Mystique (1979)


Georgina Spelvin once again delivers a tour de force turn as Alma, a famous photographer retreating from life in her secluded beachside property when she's diagnosed as suffering from an otherwise unspecified terminal illness. Haunted by reveries of photoshoots past, she spots scarlet-cloaked Cosima (played by Samantha Fox) trespassing one day and, intrigued by the girl's otherworldly appearance, invites her in for tea. Soon they embark on a whirlwind lesbian liaison, scissoring to their heart's content, though it quickly dawns that the scheming, manipulative Cosima harbors ulterior motives.  

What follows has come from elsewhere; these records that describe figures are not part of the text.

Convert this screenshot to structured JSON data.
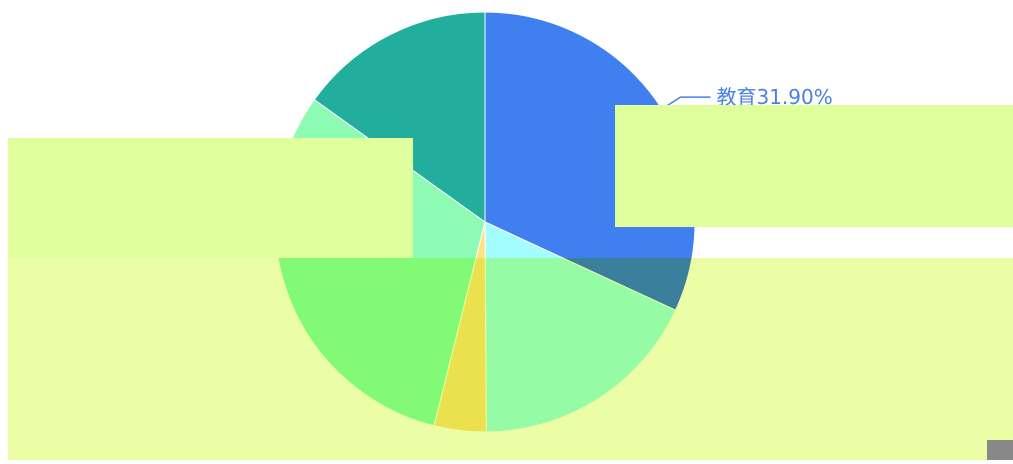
{
  "chart_data": {
    "type": "pie",
    "title": "",
    "slices": [
      {
        "label": "教育",
        "value": 31.9,
        "display": "教育31.90%",
        "color": "#3f7ff0",
        "label_color": "#4a7fe8"
      },
      {
        "label": "",
        "value": 18.0,
        "display": "",
        "color": "#a3fcff",
        "label_color": "#a3fcff"
      },
      {
        "label": "",
        "value": 4.0,
        "display": "",
        "color": "#ffe27a",
        "label_color": "#ffe27a"
      },
      {
        "label": "",
        "value": 31.0,
        "display": "",
        "color": "#8dfbb4",
        "label_color": "#8dfbb4"
      },
      {
        "label": "",
        "value": 15.1,
        "display": "",
        "color": "#22ae9c",
        "label_color": "#22ae9c"
      }
    ]
  },
  "overlay_colors": {
    "band_light_green": "#dffe9c",
    "band_yellow_green": "#ebfea5",
    "corner_box": "#888888"
  }
}
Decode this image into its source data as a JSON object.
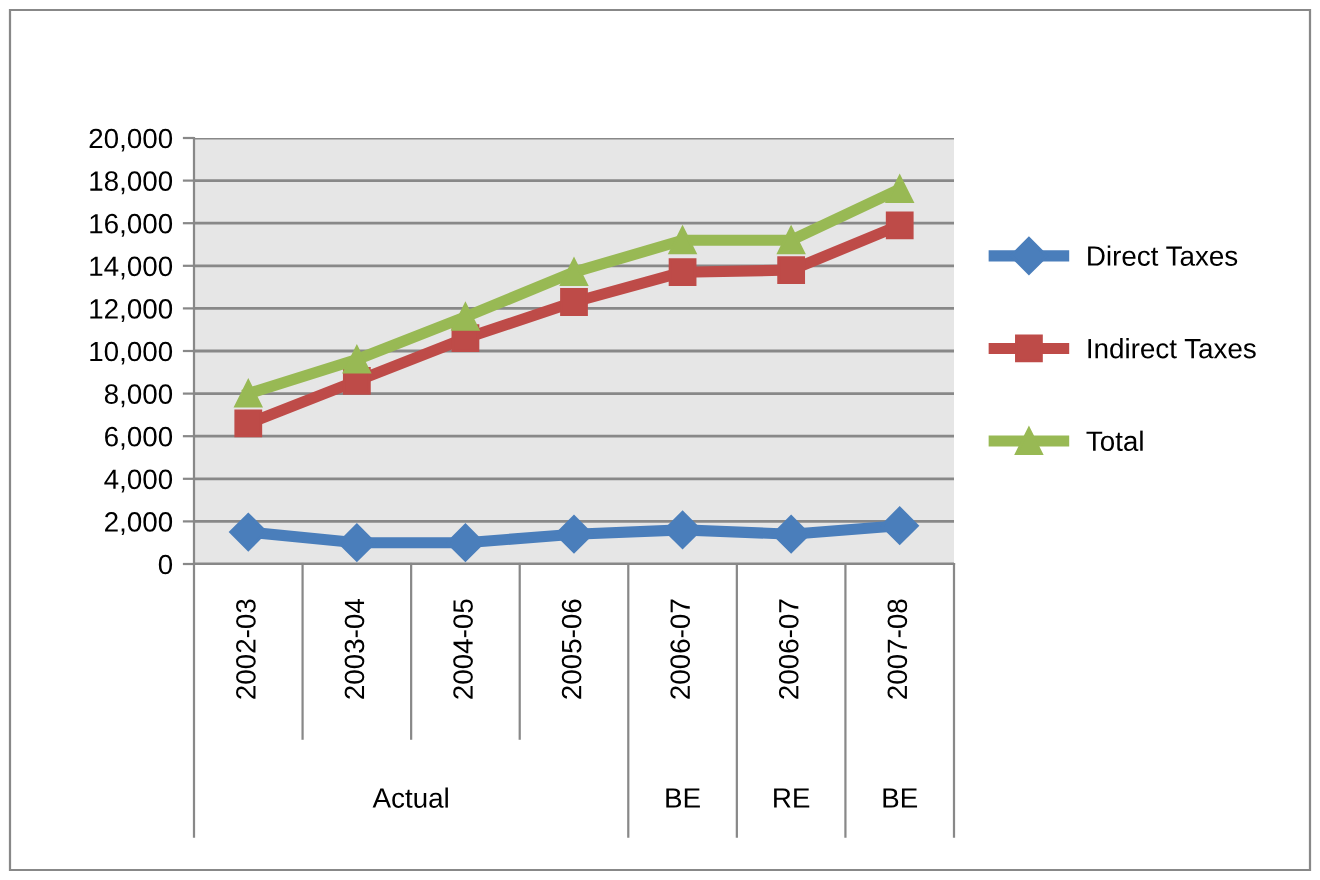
{
  "chart_data": {
    "type": "line",
    "categories": [
      "2002-03",
      "2003-04",
      "2004-05",
      "2005-06",
      "2006-07",
      "2006-07",
      "2007-08"
    ],
    "series": [
      {
        "name": "Direct Taxes",
        "color": "#4a7ebb",
        "marker": "diamond",
        "values": [
          1500,
          1000,
          1000,
          1400,
          1600,
          1400,
          1800
        ]
      },
      {
        "name": "Indirect Taxes",
        "color": "#be4b48",
        "marker": "square",
        "values": [
          6600,
          8600,
          10600,
          12300,
          13700,
          13800,
          15900
        ]
      },
      {
        "name": "Total",
        "color": "#98b954",
        "marker": "triangle",
        "values": [
          8000,
          9600,
          11600,
          13700,
          15200,
          15200,
          17600
        ]
      }
    ],
    "ylim": [
      0,
      20000
    ],
    "yticks": [
      {
        "value": 0,
        "label": "0"
      },
      {
        "value": 2000,
        "label": "2,000"
      },
      {
        "value": 4000,
        "label": "4,000"
      },
      {
        "value": 6000,
        "label": "6,000"
      },
      {
        "value": 8000,
        "label": "8,000"
      },
      {
        "value": 10000,
        "label": "10,000"
      },
      {
        "value": 12000,
        "label": "12,000"
      },
      {
        "value": 14000,
        "label": "14,000"
      },
      {
        "value": 16000,
        "label": "16,000"
      },
      {
        "value": 18000,
        "label": "18,000"
      },
      {
        "value": 20000,
        "label": "20,000"
      }
    ],
    "grid": "y",
    "legend": "right",
    "annotations": [
      "Actual",
      "BE",
      "RE",
      "BE"
    ]
  }
}
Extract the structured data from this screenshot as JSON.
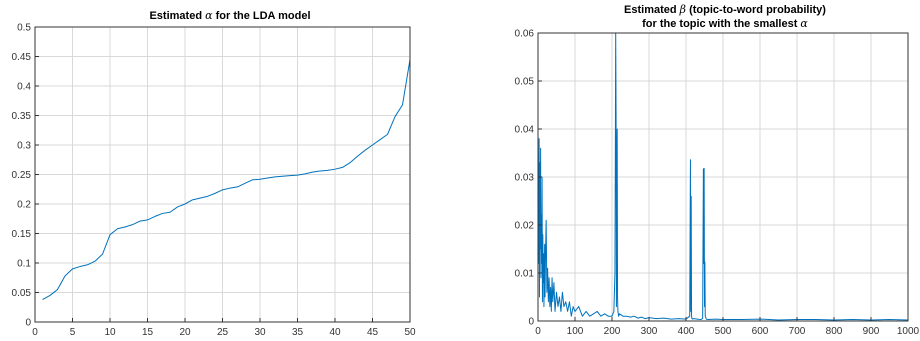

WIP Films review: I consider Mystique to be a sort of lost minor masterpiece of the porn chic era. For starters, the film is an 'unofficial' lesbian reworking of Thomas Mann's classic novella Death in Venice which was written by Roger Watkins of The Last House on Dead End Street fame. Apparently, to Watkins' lifelong chagrin, director Roberta Findlay (who directed the film under the pseudonym Robert W. Norman) did not credit him as the writer and he felt that the female director was trying to steal his work. Like Visconti's Death in Venice adaptation, Mystique features music by Gustav Mahler, as well as his spiritual nemesis Richard Wagner. In fact, the lead character is named Alma (named after Mahler's wife), while the quasi-villain is named Cosima (after Wagner's wife, who famously had problems with Mahler due to his Jewish background). 

Mystique is surely not a work that one watches as a masturbation aid (though I'm sure there are some people out there that will find something arousing about it), as the sex is largely unerotic and rough (including a two guy on one girl gang rape scene in a bathtub). Also, the film features more plot/storyline than your average fuck flick. Mystique is rather artful and cultivated and has a fairly dreamlike essence that is accentuated to its beachside setting and classical romantic score, not to mention incessant dream-sequences (both pornographic and non-pornographic). In fact, the film oftentimes blurs the line between dream and reality and concludes on a rather angelic note.